Real life… september 6th, 2013...



I’m in a weird yet wonderful place right now.  It’s a strange contradiction.  A life full of abundance and amazing, all things gravitating to me, lining up in perfect order – the less I try and control the more the beautiful things keep happening.

In many ways I have you to thank.  Looking back – the heartbreak and hurt, the gut wrenching sobs that left me shattered, the hurtful words witnessed – I wouldn’t change any of it now, from this perspective.

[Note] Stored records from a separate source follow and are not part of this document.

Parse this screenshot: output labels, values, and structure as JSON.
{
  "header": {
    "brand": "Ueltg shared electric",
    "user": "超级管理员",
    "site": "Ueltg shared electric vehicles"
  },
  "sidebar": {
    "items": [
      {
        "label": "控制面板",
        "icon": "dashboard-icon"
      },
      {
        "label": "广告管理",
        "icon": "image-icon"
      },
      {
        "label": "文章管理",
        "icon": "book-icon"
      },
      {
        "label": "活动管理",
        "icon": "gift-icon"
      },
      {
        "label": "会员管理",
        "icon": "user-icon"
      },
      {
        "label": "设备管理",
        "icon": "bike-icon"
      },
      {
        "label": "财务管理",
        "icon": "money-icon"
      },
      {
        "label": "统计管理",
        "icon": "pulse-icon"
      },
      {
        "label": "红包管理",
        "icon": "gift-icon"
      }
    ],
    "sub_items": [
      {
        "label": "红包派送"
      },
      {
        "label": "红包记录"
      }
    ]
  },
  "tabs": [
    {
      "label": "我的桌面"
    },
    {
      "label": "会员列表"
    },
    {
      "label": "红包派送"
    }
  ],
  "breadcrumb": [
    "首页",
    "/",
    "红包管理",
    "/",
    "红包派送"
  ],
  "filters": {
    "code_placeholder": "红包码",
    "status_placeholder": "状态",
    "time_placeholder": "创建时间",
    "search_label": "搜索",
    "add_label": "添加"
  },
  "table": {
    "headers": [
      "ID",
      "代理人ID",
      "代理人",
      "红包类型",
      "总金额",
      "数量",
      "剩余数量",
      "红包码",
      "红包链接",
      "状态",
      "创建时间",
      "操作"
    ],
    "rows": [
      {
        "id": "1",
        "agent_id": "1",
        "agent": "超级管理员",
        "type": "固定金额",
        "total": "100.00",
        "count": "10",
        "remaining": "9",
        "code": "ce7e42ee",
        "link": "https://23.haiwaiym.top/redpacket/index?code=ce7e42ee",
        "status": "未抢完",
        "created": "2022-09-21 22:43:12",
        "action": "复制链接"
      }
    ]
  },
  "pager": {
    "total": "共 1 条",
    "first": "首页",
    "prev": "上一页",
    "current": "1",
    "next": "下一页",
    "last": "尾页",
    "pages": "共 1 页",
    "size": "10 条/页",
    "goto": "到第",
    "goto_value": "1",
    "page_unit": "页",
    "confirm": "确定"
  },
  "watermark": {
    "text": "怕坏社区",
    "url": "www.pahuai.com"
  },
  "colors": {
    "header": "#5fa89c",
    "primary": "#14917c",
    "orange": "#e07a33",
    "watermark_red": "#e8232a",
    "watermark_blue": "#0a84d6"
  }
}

I remember telling you on one of our last truly connected days how I have a way of just figuring things out.  We had just crossed the street from the antique store that is now closed – walking side by side in the sunshine heading to my favorite coffee shop on the morning you (finally) opened up to me fully – unafraid.  You asked to borrow some of ‘it’ then even though I couldn’t explain to you the ‘how’.  It just happens, always has – my ability to walk through the fire and come out better on the other side.

You taught me so many things that I understand with this distance – things I couldn’t see in the thick of it all – the need to let go.  To stop letting others make decisions for me and to know that hurtful words are a reflection of those speaking them rather than about those they are directed at.  At the time, your words of  me ‘not being a people person’ stung but I have realized in so many ways since then that the opposite is true.  The words uttered were merely your reflection of my ability to see people – their true colours and motivations – choosing not to waste my energy on those that aren’t real, authentic.  The ones who outwardly pretend to care and fake happiness but underneath are anything but – the ones that have hidden agendas and selfish motivations. 

Thank you for letting me go.  For giving me this space to find myself again, more solidly this time than before.  Though there was a moment you made me feel like I wasn’t good enough, I’ve realized now more than ever that I am – just as I am.  A solid belief in myself.  I’m surrounded by so much love, it continues to gravitate from new and unexpected places and keeps growing from sources that have existed all along.  My golden heart and caring ways breathing life into those around me.  I’m surrounded by abundance and I feel blessed and humbled by it.  I also feel deserving because as it drifts towards me it also radiates back from me – the energy inside me burning brightly, exploding from me.  A replenishing and renewing cycle. 

If it wasn’t for us breaking, for me breaking – I would never have found this place.  A place where I can stand on my own and feel grateful.  A place where I can honestly shout that I am truly and completely in love with my life.  In love with who I am.